Pterostylis biseta, commonly known as the bristled rustyhood, is a plant in the orchid family Orchidaceae and is endemic to south-eastern Australia. It has a rosette of leaves at its base and up to seven relatively large, translucent flowers with green and brown marking with a brown to green insect-like labellum with bristly hairs. It occurs in New South Wales, South Australia and Victoria although in the latter state it has been separated into three species and is also under review in New South Wales.

==Description==
Pterostylis biseta, is a terrestrial, perennial, deciduous, herb with an underground tuber. It has a rosette of between six and fourteen leaves at the base of the flowering spike, each leaf 15-40 mm long and 8-12 mm wide. The leaves are often withered by the time of flowering. Up to seven translucent green and brown flowers 50-58 mm long and 12-14 mm wide are borne on a flowering spike 100-350 mm tall. Two to six papery bracts are wrapped around the flowering spike. The dorsal sepal and petals are joined to form a hood called the "galea" over the column with the dorsal sepal having a thread-like tip 11-15 mm long. The lateral sepals are wider than the galea, dished, densely hairy on their outer edges and suddenly taper to a thread-like tip. The lateral sepals are more or less parallel to each other, and the tips are 25-35 mm long. The labellum is brown to green, thin and insect-like, 6-8 mm long and about 4 mm wide. The "head" end is swollen with two long bristles and there are up to 34 shorter bristles on the side. Flowering occurs from September to November.

==Taxonomy and naming==
The bristly rustyhood was first formally described in 1968 by John Blackmore and Stephen Clemesha from a specimen collected near Blackwood and the description was published in The Orchadian. The specific epithet (biseta) is derived from the Latin prefix bi- meaning "two" and the word seta meaning "bristle".

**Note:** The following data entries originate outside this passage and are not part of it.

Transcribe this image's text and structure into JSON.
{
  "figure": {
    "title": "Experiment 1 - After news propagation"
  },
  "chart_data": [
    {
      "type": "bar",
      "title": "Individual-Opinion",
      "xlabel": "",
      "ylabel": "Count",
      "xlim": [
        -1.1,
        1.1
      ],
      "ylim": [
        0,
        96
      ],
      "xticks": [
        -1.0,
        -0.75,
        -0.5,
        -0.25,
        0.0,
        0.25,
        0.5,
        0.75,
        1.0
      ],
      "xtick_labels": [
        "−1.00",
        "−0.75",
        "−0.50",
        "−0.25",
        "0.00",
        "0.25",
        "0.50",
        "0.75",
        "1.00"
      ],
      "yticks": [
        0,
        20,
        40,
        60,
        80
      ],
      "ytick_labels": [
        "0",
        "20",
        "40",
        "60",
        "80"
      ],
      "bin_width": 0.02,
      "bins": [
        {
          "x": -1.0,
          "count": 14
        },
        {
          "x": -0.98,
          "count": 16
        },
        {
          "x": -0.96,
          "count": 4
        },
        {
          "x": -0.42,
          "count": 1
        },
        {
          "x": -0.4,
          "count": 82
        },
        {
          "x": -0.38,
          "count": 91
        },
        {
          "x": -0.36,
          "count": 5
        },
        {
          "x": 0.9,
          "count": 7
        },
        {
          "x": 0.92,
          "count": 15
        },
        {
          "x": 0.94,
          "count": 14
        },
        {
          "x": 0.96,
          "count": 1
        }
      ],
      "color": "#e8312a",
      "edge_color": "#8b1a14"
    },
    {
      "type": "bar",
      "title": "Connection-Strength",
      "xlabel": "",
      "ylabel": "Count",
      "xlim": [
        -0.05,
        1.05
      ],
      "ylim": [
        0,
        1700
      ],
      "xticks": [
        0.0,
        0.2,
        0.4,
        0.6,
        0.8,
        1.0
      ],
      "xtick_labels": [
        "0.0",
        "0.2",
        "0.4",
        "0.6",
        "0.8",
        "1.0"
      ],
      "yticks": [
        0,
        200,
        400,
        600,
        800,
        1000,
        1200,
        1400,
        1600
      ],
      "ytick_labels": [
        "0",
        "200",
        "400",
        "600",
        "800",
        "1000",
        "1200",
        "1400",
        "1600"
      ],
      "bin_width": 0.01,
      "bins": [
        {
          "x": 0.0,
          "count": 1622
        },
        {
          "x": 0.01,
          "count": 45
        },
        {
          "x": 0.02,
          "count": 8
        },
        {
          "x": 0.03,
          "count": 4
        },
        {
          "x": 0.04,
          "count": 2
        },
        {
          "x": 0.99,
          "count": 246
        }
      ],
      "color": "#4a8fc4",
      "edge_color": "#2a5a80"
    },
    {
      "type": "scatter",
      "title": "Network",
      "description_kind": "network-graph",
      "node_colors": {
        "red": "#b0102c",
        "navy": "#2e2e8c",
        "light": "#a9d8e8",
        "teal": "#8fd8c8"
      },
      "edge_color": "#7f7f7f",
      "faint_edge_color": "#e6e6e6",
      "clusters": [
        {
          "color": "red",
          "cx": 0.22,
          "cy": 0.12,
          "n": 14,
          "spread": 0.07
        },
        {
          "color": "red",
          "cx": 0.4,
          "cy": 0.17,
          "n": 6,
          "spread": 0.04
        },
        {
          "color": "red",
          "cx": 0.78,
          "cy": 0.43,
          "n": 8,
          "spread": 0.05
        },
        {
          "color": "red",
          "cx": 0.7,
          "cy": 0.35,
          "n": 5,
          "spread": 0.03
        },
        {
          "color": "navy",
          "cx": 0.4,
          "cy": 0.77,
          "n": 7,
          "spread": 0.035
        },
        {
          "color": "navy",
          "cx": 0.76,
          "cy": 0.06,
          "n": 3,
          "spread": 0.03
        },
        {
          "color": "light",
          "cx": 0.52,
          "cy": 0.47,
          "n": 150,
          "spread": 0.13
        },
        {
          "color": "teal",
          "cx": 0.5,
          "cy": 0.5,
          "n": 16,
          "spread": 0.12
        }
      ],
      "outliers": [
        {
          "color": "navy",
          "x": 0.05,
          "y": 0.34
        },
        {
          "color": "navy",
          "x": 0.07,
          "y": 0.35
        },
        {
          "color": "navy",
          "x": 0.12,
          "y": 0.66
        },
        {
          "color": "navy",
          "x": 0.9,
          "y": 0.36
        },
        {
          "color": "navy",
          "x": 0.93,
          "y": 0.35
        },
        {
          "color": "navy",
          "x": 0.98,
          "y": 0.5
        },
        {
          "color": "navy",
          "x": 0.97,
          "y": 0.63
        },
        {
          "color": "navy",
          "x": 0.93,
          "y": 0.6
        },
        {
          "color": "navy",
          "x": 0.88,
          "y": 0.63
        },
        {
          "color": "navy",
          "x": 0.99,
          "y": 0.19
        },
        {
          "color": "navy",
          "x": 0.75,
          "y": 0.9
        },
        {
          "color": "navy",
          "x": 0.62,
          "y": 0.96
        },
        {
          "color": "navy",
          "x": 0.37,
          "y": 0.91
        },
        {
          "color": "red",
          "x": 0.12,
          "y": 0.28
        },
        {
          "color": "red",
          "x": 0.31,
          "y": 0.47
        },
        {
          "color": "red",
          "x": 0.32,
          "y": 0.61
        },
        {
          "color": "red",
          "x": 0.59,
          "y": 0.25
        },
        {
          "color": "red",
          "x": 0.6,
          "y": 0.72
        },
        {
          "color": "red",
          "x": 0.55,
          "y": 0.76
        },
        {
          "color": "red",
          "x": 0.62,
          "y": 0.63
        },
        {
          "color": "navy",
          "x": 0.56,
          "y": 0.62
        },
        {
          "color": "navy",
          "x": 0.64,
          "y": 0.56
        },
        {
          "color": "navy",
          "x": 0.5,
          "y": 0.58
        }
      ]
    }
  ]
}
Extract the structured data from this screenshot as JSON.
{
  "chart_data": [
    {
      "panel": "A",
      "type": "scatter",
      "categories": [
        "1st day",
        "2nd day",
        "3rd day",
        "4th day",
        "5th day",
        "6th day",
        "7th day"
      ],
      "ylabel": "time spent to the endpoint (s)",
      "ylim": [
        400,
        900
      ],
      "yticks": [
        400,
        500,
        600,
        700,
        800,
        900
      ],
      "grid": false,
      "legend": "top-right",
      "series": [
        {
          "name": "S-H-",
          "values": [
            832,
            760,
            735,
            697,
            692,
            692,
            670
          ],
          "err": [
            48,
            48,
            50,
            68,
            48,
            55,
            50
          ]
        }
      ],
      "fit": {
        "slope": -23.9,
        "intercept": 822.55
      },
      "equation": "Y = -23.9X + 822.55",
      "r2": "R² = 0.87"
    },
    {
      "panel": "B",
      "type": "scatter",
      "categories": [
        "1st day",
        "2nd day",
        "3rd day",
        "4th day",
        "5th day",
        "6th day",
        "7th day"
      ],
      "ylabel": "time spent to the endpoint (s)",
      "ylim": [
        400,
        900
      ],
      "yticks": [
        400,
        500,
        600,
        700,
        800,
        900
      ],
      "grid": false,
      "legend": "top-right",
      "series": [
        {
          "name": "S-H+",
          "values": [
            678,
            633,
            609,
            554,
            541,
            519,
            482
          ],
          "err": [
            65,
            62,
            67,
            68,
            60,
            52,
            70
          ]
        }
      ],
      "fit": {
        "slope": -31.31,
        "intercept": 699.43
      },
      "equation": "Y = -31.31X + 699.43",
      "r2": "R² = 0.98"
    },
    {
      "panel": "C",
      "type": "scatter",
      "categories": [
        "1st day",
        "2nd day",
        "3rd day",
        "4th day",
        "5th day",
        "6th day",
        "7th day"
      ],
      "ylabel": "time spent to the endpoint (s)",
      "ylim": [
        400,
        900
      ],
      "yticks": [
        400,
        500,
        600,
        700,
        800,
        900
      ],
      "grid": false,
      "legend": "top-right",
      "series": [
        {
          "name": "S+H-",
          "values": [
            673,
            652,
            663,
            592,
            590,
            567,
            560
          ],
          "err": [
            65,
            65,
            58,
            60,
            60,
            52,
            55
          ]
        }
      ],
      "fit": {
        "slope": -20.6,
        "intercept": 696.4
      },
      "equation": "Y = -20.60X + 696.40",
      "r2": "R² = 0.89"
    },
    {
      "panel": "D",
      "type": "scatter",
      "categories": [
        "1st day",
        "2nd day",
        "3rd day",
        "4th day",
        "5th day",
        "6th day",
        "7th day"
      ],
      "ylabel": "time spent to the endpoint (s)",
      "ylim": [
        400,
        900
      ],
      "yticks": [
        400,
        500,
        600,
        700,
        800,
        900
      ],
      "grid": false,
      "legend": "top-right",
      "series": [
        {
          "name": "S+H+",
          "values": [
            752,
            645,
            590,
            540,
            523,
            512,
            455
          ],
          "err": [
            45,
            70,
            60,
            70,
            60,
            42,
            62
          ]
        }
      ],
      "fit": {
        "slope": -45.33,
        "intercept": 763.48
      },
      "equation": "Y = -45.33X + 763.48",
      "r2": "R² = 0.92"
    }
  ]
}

The taxonomy of this species is under review. The National Herbarium of Victoria has split the species into Pterostylis despectans, P. planulata and P. sp. aff. biseta (Pink Lakes). The National Herbarium of New South Wales reports that the species is "under review".

==Distribution and habitat==
Pterostylis biseta as currently described by the National Herbarium of New South Wales, occurs in that state south from Hillston, in northern Victoria and in the south-east of South Australia. It grows in sparse forest, often on rocky ridges, and in arid scrubland.